Josefina Romero, professora de 41 anos, afirma que pela primeira vez não vai votar porque "a armadilha está montada para que Maduro vença". Mas Carolina Duarte, de 43, acredita que "é preciso ir votar contra o governo, mesmo que haja decepção".
"Nesta contenda não temos inimigos e nosso principal adversário é a abstenção", repete Falcón, a quem chavistas e opositores chamam de "traidor".
A oposição saiu desgastada de quatro meses de protestos que exigiram em 2017 a saída de Maduro.
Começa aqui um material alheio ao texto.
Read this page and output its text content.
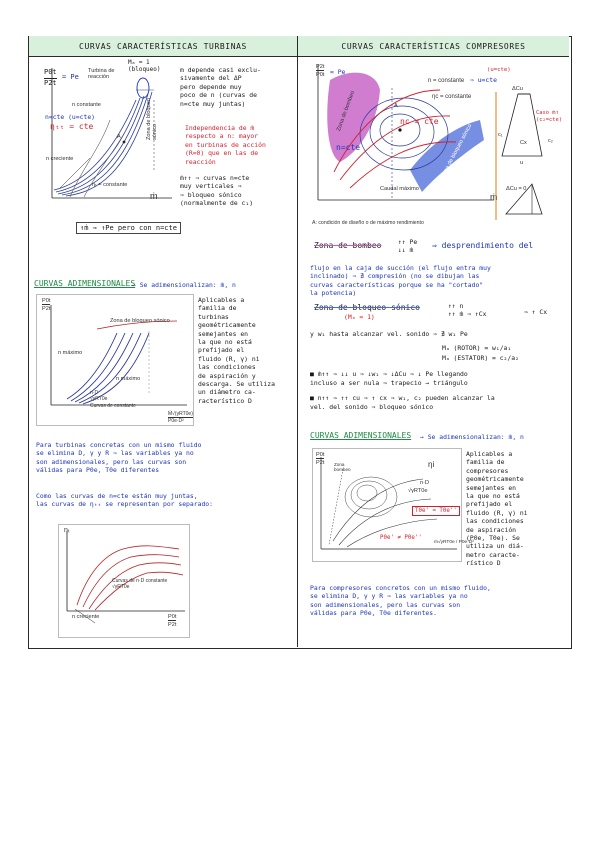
CURVAS CARACTERÍSTICAS TURBINAS	CURVAS CARACTERÍSTICAS COMPRESORES
P0t
P2t
= Pe
Turbina de
reacción
Mₐ = 1
(bloqueo)
n constante
n=cte (u=cte)
ηₜₜ = cte
n creciente
ηₜ = constante
Zona de bloqueo
sónico
ṁ
A
m depende casi exclu-
sivamente del ΔP
pero depende muy
poco de n (curvas de
n=cte muy juntas)
Independencia de ṁ
respecto a n: mayor
en turbinas de acción
(R=0) que en las de
reacción
ṁ↑↑ ⇒ curvas n=cte
muy verticales ⇒
⇒ bloqueo sónico
(normalmente de c₁)
↑ṁ ⇒ ↑Pe pero con n=cte
CURVAS ADIMENSIONALES
→ Se adimensionalizan: ṁ, n
P0t
P2t
Zona de bloqueo sónico
n máximo
n máximo
n·D
√γRT0e
Curvas de constante
Ṁ√(γRT0e)
P0e·D²
Aplicables a
familia de
turbinas
geométricamente
semejantes en
la que no está
prefijado el
fluido (R, γ) ni
las condiciones
de aspiración y
descarga. Se utiliza
un diámetro ca-
racterístico D
Para turbinas concretas con un mismo fluido
se elimina D, γ y R ⇒ las variables ya no
son adimensionales, pero las curvas son
válidas para P0e, T0e diferentes
Como las curvas de n=cte están muy juntas,
las curvas de ηₜₜ se representan por separado:
ηₜ
n creciente
Curvas de n·D constante
√γRT0e
P0t
P2t
P2t
P0t = Pe
n = constante ⇒ u=cte
(u=cte)
ηc = constante
Zona de bombeo
Zona de bloqueo sónico
Caudal máximo
n=cte
ηc = cte
A
ṁ
A: condición de diseño o de máximo rendimiento
ΔCu
ΔCu = 0
Cx
Caso ṁ↑
(c₂=cte)
u
c₁
c₂
Zona de bombeo	↑↑ Pe
↓↓ ṁ
⇒ desprendimiento del
flujo en la caja de succión (el flujo entra muy
inclinado) ⇒ ∄ compresión (no se dibujan las
curvas características porque se ha "cortado"
la potencia)
Zona de bloqueo sónico
(Mₐ = 1)
↑↑ n
↑↑ ṁ ⇒ ↑Cx	⇒ ↑ Cx
y w₁ hasta alcanzar vel. sonido ⇒ ∄ w₁ Pe
Mₐ (ROTOR) = w₁/a₁
Mₐ (ESTATOR) = c₂/a₂
■ ṁ↑↑ ⇒ ↓↓ u ⇒ ↓w₁ ⇒ ↓ΔCu ⇒ ↓ Pe llegando
incluso a ser nula ⇒ trapecio → triángulo
■ n↑↑ ⇒ ↑↑ cu ⇒ ↑ cx ⇒ w₁, c₂ pueden alcanzar la
vel. del sonido ⇒ bloqueo sónico
CURVAS ADIMENSIONALES → Se adimensionalizan: ṁ, n
P0t
P2t Zona
bombeo
ηi
n·D
√γRT0e
T0e' = T0e''
P0e' ≠ P0e''
ṁ√γRT0e / P0e·D²
Aplicables a
familia de
compresores
geométricamente
semejantes en
la que no está
prefijado el
fluido (R, γ) ni
las condiciones
de aspiración
(P0e, T0e). Se
utiliza un diá-
metro caracte-
rístico D
Para compresores concretos con un mismo fluido,
se elimina D, γ y R ⇒ las variables ya no
son adimensionales, pero las curvas son
válidas para P0e, T0e diferentes.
Depois de mais de 125 mortos, foram desmontadas com a polêmica eleição de uma Assembleia Constituinte, totalmente governista e com poderes absolutos.
- E depois, o que acontece? -
Uma grande incógnita é o que fará a comunidade internacional após as eleições.
A antecipação do pleito - tradicionalmente celebrado em dezembro - pela situação foi a gota d'água para governos que já não reconheciam a Constituinte por considerá-la uma reafirmação da inclinação autocrática do governo.
O ambiente internacional para a Venezuela tornou-se mais adverso este ano com sanções da União Europeia, dos Estados Unidos, Canadá e Panamá, e fortes críticas de outros governos da América Latina, que não acreditam em eleições livres no país vizinho.
"A principal preocupação para o governo é a ação internacional", avaliou o analista Luis Vicente León, para quem as sanções que mais inquietam são as destinadas às autoridades, pois "geram risco de implosão no chavismo".
Os Estados Unidos engrossaram a lista de funcionários sancionados e adotaram medidas econômicas que ameaçam estender a um embargo petroleiro - um ponto sensível, já que o país é o principal comprador de petróleo venezuelano (33%).
"O cenário é de maior pressão diplomática em forma de sanções. A grande dúvida é se haverá retirada de embaixadores", comentou Diego-Moya Ocampos, do IHS Markit (com sede em Londres).
Por enquanto, Maduro, cujo mandato de seis anos vence em janeiro de 2019, qualifica de "ridículo" que outros países desconheçam as eleições. "Não nos importa em nada", assegurou.